Not the pizza purveyor! I mean the metaphor. The image of domino soldiers at attention—attentive—waiting in the long afternoon sun to pass out and be knocked over by the PFC standing next to you, so that you too can fall and displace the next in line.
We, every one of us, have crafted these chain reactions. I did it as a kid, and you did too. We wasted (invested?) a tedious hour or more standing the dominos on end, careful mechanical spacing, in perfect patterns that spiral and fork and criss-cross, hoping that none go awry and foil the ultimate tile’s last task. Lately, however, I see that I’m not the puppet master. The pattern isn’t mine. In fact, any patterns are imperceptible from where I stand, because I’m just one of those dominos, going about my business, unaware of that imminent whop up the side of the head. Oddly, the feeling is relief, not dread.
A domino hit me yesterday.
GROU
I’ve blogged earlier about the village of Grou, colonized about 1890 by Dutch settlers from Friesland in northern Holland.

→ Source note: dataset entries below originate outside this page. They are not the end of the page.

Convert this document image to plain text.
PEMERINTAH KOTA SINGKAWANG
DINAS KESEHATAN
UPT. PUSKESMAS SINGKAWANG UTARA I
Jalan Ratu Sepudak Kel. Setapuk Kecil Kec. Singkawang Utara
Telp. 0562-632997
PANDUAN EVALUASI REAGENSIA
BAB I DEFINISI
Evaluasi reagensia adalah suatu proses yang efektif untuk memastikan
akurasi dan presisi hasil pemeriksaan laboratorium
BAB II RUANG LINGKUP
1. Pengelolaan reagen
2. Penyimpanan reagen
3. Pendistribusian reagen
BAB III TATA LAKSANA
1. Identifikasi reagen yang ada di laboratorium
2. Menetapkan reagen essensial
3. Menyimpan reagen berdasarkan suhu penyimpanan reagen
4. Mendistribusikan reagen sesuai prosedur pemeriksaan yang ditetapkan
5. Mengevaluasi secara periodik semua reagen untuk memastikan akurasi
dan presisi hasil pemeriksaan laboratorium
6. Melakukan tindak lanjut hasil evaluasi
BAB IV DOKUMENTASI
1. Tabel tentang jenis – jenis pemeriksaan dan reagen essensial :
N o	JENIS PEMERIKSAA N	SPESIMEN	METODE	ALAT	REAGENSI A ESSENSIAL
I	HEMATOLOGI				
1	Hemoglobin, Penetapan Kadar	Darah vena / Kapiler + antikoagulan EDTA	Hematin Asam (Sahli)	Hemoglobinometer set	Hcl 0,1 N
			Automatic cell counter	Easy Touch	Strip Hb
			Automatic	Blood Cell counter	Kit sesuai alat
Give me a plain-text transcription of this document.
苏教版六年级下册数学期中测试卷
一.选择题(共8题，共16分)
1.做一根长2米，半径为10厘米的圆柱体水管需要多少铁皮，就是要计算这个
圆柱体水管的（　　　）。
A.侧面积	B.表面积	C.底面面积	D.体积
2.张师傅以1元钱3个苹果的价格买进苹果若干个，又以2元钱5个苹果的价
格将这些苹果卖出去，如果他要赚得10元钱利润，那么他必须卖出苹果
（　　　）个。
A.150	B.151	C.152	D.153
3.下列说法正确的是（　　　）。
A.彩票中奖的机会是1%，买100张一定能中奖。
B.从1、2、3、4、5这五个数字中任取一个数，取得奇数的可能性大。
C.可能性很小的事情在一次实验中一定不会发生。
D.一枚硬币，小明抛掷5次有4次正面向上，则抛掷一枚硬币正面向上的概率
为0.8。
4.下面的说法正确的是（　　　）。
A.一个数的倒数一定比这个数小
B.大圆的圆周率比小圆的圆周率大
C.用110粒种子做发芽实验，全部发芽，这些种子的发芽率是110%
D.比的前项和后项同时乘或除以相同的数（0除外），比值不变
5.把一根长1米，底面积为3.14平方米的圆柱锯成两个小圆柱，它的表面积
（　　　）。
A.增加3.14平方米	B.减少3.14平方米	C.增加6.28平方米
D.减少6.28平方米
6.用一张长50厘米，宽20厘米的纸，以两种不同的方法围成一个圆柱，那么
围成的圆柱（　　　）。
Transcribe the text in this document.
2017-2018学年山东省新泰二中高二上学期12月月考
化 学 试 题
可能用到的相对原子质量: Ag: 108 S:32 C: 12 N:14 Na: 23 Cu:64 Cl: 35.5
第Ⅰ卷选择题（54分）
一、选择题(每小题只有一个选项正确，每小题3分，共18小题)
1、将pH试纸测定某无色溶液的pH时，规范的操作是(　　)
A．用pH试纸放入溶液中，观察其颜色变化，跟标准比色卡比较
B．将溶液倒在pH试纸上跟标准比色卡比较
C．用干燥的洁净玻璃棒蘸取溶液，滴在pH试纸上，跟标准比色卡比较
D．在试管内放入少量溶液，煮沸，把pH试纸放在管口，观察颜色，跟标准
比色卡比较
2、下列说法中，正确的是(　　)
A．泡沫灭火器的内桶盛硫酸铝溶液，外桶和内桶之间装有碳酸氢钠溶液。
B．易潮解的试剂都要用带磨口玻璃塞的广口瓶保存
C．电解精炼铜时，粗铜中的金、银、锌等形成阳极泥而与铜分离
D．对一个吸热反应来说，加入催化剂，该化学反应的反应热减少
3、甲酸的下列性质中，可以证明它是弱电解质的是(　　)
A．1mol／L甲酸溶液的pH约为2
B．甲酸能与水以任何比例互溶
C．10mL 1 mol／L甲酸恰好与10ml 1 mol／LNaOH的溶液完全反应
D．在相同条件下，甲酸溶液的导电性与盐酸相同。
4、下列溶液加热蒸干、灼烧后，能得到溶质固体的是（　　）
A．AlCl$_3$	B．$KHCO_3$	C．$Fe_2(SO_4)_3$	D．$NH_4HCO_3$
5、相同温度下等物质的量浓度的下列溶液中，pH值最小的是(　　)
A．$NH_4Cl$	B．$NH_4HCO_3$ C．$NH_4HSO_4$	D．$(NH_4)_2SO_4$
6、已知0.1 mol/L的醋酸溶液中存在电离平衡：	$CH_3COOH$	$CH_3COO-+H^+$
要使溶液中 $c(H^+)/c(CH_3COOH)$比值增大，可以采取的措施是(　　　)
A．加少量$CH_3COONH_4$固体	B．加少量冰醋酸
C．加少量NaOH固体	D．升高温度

I had imagined a centralized, planned community, rather than one that was dispersed and agricultural. North Dakota had a concentration of Dutch in the southeast, as did Manitoba. But other than town names, there is practically no physical evidence of their presence. Cultural geographers have documented evidence for various ethnic farming communities in Wisconsin—some of whom have left signs of cultural spoor. So what might we expect in rural Fennimore county?
During the last third of the 19th century, the Netherlands began to divide along socio-political and religious lines: the rural Protestants were conservative politically, while the urban (and southern) Catholics were liberal; some of the latter group even drifted toward socialism.
But now comes our friend Mr Jonathan Rutter—the domino who struck me Saturday afternoon, though I’m certain Jonathan didn’t see it that way.
He had seen the introduction to Grou and wanted to become part of the story. Apparently, on his mom’s side of the family there was a Huguenot relative who had emigrated to the Netherlands, avoiding religious persecution in France, which I find both fascinating and a confirmation that the Nativists among us—those who imagine ourselves privileged over more recent immigrants to the U.S. I’m a byproduct of emigration to avoid Prussian military conscription. And I may also be a byproduct of emigration caused by the Highland Clearances. How do you account for your own family’s arrival on America’s shores? Irish potato famine? Building a transcontinental railway? Religious persecution? Ethnic cleansing? Civil war? Every one of us is an emigrant of one sort or another and poorly positioned to fiercely defend these borders from the onslaught on more recent immigrant groups.
Quite aside from those issues, however, Mr Rutter has joined me in the sandbox of history, and I wonder where this Huguenot connection will take us.
Oh, and the windmill above is at Golden, Illinois, beautifully restored evidence of a Dutch colony in the vicinity.